For Friday’s practice I got to work Post 06 at the exit of Turn 2 while on Saturday and Sunday I was at Post 11 in the middle of Turn 8. From Post 11 I could look directly down at Post 05 directly behind us as we were significantly higher, and Posts 12 and 13 could look straight down at us as they were ahead of us. If that creates the visual of a side of a mountain you’d be correct in thinking that, basically the circuit goes up and down a pretty steep hill. But the physical stations were no different than stations used at COTA in Texas. There were however Posts 21 and 22 that were on stilts. I kid you not, they were significantly elevated off the ground like so:

elevated marshal post

algarve elevated marshal station

To get in or out you use a step ladder, but otherwise the set up is no different than stations closer to the ground. The difference of course is the visibility advantage this creates:

algarve elevated marshal post

portimao marshal station

Looking out at the part of the course you cover as a marshal you can have an unobstructed view way downstream as well as upstream with no blind spots. And I thought that was a fantastic advantage. Of course sharing this photo on the Flag Marshals of the World facebook group I was quickly reminded how dangerous such a set up can be because there are very limited escape opportunities. Of course, track designers tend to air on the side of caution when it comes to station positioning, etc. But considering that the Algarve Circuit hosts major FIA events like Formula One testing, WEC testing, BEC racing, SBK Superbikes and the Maxi 32h race I worked; surely the safety aspect of the design was taken into the consideration. Additionally, being a modern FIA track it features a ridiculous amount of paved run off and gravel traps followed by deep tire walls, armco and safety fencing. Granted the station is directly above the catch fence but the likelihood of debris flying that high, that far off the racing line is unlikely… I would imagine. Of course no place is completely safe at a race track, but the benefit of having good visibility so you can see stuff crashing into you instead of being surprised when it actually happens and you weren’t able to see it coming has it’s advantages.

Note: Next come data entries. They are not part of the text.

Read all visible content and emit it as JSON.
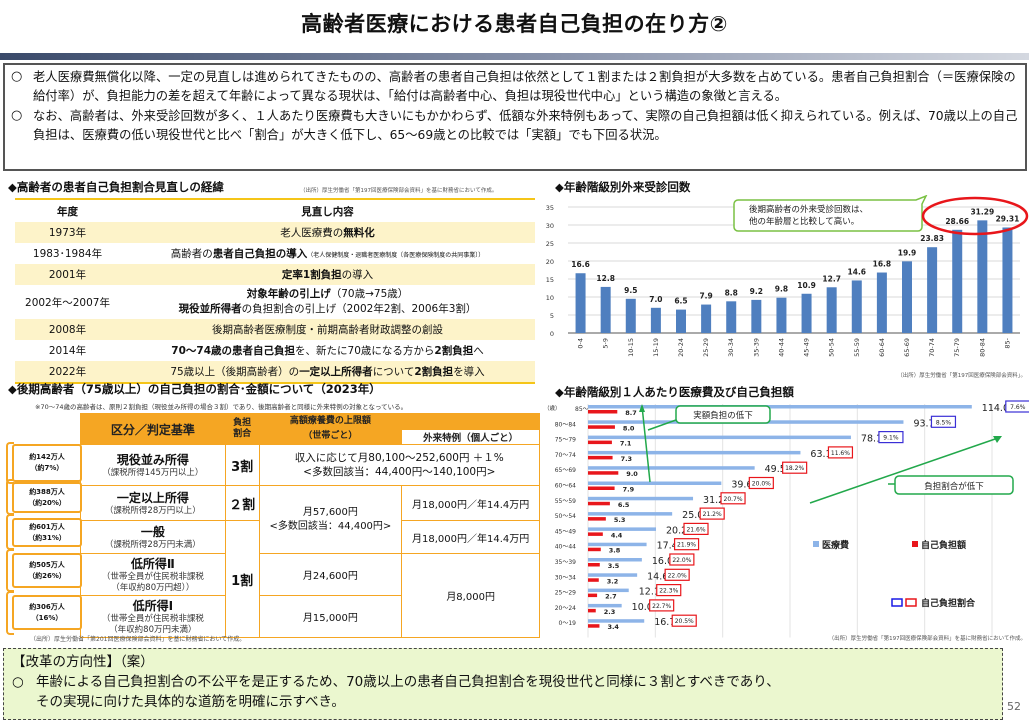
{
  "title": "高齢者医療における患者自己負担の在り方②",
  "summary": {
    "bullet": "○",
    "items": [
      "老人医療費無償化以降、一定の見直しは進められてきたものの、高齢者の患者自己負担は依然として１割または２割負担が大多数を占めている。患者自己負担割合（＝医療保険の給付率）が、負担能力の差を超えて年齢によって異なる現状は、「給付は高齢者中心、負担は現役世代中心」という構造の象徴と言える。",
      "なお、高齢者は、外来受診回数が多く、１人あたり医療費も大きいにもかかわらず、低額な外来特例もあって、実際の自己負担額は低く抑えられている。例えば、70歳以上の自己負担は、医療費の低い現役世代と比べ「割合」が大きく低下し、65～69歳との比較では「実額」でも下回る状況。"
    ]
  },
  "history": {
    "heading": "◆高齢者の患者自己負担割合見直しの経緯",
    "source": "（出所）厚生労働省「第197回医療保険部会資料」を基に財務省において作成。",
    "columns": [
      "年度",
      "見直し内容"
    ],
    "rows": [
      {
        "year": "1973年",
        "pre": "老人医療費の",
        "bold": "無料化",
        "post": "",
        "small": ""
      },
      {
        "year": "1983･1984年",
        "pre": "高齢者の",
        "bold": "患者自己負担の導入",
        "post": "",
        "small": "（老人保健制度・退職者医療制度〔各医療保険制度の共同事業〕）"
      },
      {
        "year": "2001年",
        "pre": "",
        "bold": "定率1割負担",
        "post": "の導入",
        "small": ""
      },
      {
        "year": "2002年～2007年",
        "line1_bold": "対象年齢の引上げ",
        "line1_post": "（70歳→75歳）",
        "line2_bold": "現役並所得者",
        "line2_post": "の負担割合の引上げ（2002年2割、2006年3割）"
      },
      {
        "year": "2008年",
        "pre": "後期高齢者医療制度・前期高齢者財政調整の創設",
        "bold": "",
        "post": "",
        "small": ""
      },
      {
        "year": "2014年",
        "pre": "",
        "bold": "70～74歳の患者自己負担",
        "post": "を、新たに70歳になる方から",
        "bold2": "2割負担",
        "post2": "へ"
      },
      {
        "year": "2022年",
        "pre": "75歳以上（後期高齢者）の",
        "bold": "一定以上所得者",
        "post": "について",
        "bold2": "2割負担",
        "post2": "を導入"
      }
    ]
  },
  "burden": {
    "heading": "◆後期高齢者（75歳以上）の自己負担の割合･金額について（2023年）",
    "note": "※70～74歳の高齢者は、原則２割負担（現役並み所得の場合３割）であり、後期高齢者と同様に外来特例の対象となっている。",
    "header": {
      "category": "区分／判定基準",
      "ratio": "負担割合",
      "ratio_l1": "負担",
      "ratio_l2": "割合",
      "limit_l1": "高額療養費の上限額",
      "limit_l2": "（世帯ごと）",
      "outpatient": "外来特例（個人ごと）"
    },
    "rows": [
      {
        "pop": "約142万人",
        "pct": "（約7%）",
        "cat": "現役並み所得",
        "sub": "（課税所得145万円以上）",
        "ratio": "3割",
        "limit": "収入に応じて月80,100～252,600円 ＋１%",
        "limit2": "<多数回該当：44,400円～140,100円>"
      },
      {
        "pop": "約388万人",
        "pct": "（約20%）",
        "cat": "一定以上所得",
        "sub": "（課税所得28万円以上）",
        "ratio": "２割",
        "limit": "月57,600円",
        "limit2": "<多数回該当：44,400円>",
        "outpatient": "月18,000円／年14.4万円"
      },
      {
        "pop": "約601万人",
        "pct": "（約31%）",
        "cat": "一般",
        "sub": "（課税所得28万円未満）",
        "ratio": "1割",
        "outpatient": "月18,000円／年14.4万円"
      },
      {
        "pop": "約505万人",
        "pct": "（約26%）",
        "cat": "低所得Ⅱ",
        "sub": "（世帯全員が住民税非課税",
        "sub2": "（年収約80万円超））",
        "limit": "月24,600円",
        "outpatient": "月8,000円"
      },
      {
        "pop": "約306万人",
        "pct": "（16%）",
        "cat": "低所得Ⅰ",
        "sub": "（世帯全員が住民税非課税",
        "sub2": "（年収約80万円未満）",
        "limit": "月15,000円"
      }
    ],
    "source": "（出所）厚生労働省「第201回医療保険部会資料」を基に財務省において作成。"
  },
  "chart_data": [
    {
      "type": "bar",
      "title": "◆年齢階級別外来受診回数",
      "categories": [
        "0-4",
        "5-9",
        "10-15",
        "15-19",
        "20-24",
        "25-29",
        "30-34",
        "35-39",
        "40-44",
        "45-49",
        "50-54",
        "55-59",
        "60-64",
        "65-69",
        "70-74",
        "75-79",
        "80-84",
        "85-"
      ],
      "values": [
        16.6,
        12.8,
        9.5,
        7.0,
        6.5,
        7.9,
        8.8,
        9.2,
        9.8,
        10.9,
        12.7,
        14.6,
        16.8,
        19.9,
        23.83,
        28.66,
        31.29,
        29.31
      ],
      "value_labels": [
        "16.6",
        "12.8",
        "9.5",
        "7.0",
        "6.5",
        "7.9",
        "8.8",
        "9.2",
        "9.8",
        "10.9",
        "12.7",
        "14.6",
        "16.8",
        "19.9",
        "23.83",
        "28.66",
        "31.29",
        "29.31"
      ],
      "xlabel": "",
      "ylabel": "",
      "ylim": [
        0,
        35
      ],
      "yticks": [
        0,
        5,
        10,
        15,
        20,
        25,
        30,
        35
      ],
      "grid": true,
      "color": "#4f7fbf",
      "callout": "後期高齢者の外来受診回数は、他の年齢層と比較して高い。",
      "callout_l1": "後期高齢者の外来受診回数は、",
      "callout_l2": "他の年齢層と比較して高い。",
      "source": "（出所）厚生労働省「第197回医療保険部会資料」。"
    },
    {
      "type": "bar",
      "orientation": "horizontal",
      "title": "◆年齢階級別１人あたり医療費及び自己負担額",
      "y_unit": "（歳）",
      "x_unit": "（万円）",
      "categories": [
        "85～",
        "80～84",
        "75～79",
        "70～74",
        "65～69",
        "60～64",
        "55～59",
        "50～54",
        "45～49",
        "40～44",
        "35～39",
        "30～34",
        "25～29",
        "20～24",
        "0～19"
      ],
      "series": [
        {
          "name": "医療費",
          "color": "#8db4e8",
          "values": [
            114.0,
            93.7,
            78.1,
            63.1,
            49.5,
            39.6,
            31.2,
            25.0,
            20.2,
            17.4,
            16.0,
            14.6,
            12.1,
            10.0,
            16.7
          ]
        },
        {
          "name": "自己負担額",
          "color": "#e8161b",
          "values": [
            8.7,
            8.0,
            7.1,
            7.3,
            9.0,
            7.9,
            6.5,
            5.3,
            4.4,
            3.8,
            3.5,
            3.2,
            2.7,
            2.3,
            3.4
          ]
        }
      ],
      "burden_ratio": [
        "7.6%",
        "8.5%",
        "9.1%",
        "11.6%",
        "18.2%",
        "20.0%",
        "20.7%",
        "21.2%",
        "21.6%",
        "21.9%",
        "22.0%",
        "22.0%",
        "22.3%",
        "22.7%",
        "20.5%"
      ],
      "burden_ratio_colors": [
        "blue",
        "blue",
        "blue",
        "red",
        "red",
        "red",
        "red",
        "red",
        "red",
        "red",
        "red",
        "red",
        "red",
        "red",
        "red"
      ],
      "xlim": [
        0,
        120
      ],
      "xticks": [
        "0.0",
        "20.0",
        "40.0",
        "60.0",
        "80.0",
        "100.0",
        "120.0"
      ],
      "legend": [
        "医療費",
        "自己負担額",
        "自己負担割合"
      ],
      "annotations": [
        "実額負担の低下",
        "負担割合が低下"
      ],
      "source": "（出所）厚生労働省「第197回医療保険部会資料」を基に財務省において作成。"
    }
  ],
  "reform": {
    "heading": "【改革の方向性】（案）",
    "bullet": "○",
    "text_l1": "年齢による自己負担割合の不公平を是正するため、70歳以上の患者自己負担割合を現役世代と同様に３割とすべきであり、",
    "text_l2": "その実現に向けた具体的な道筋を明確に示すべき。"
  },
  "page_number": "52"
}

In all honesty I wish Circuit of the Americas would implement a similar idea for some of it’s stations. For example I worked Turn 12 last year and Turn 11C this year and in both cases I couldn’t see anything coming at me until the cars were right on top of me. Sure I was behind a safety barrier and a catch fence, etc. But if something were to come at me at a high rate of speed I wouldn’t know about it until the car crashed into me. And I’m not sure if that’s an entirely “safe” scenario.

Part of the criticism about the high elevation of the station is that flags were no longer at driver’s eye level. But again I think is a non-issue as the drivers coming up hill see the top of the station first where the flags are, and only have to look up at the station when they are directly in front of it which means at that point they are no longer looking at the station but further down the track at the next turn. I am all for early warning rather than a “safer” spot that is right on top of the incident or too far along that the driver can’t reasonably take appropriate action because there isn’t enough time to react.

So props to the Algarve Circuit with their implementation of a good idea. And I hope other tracks would consider using a similar concept when it is “safe” and makes logical sense to do.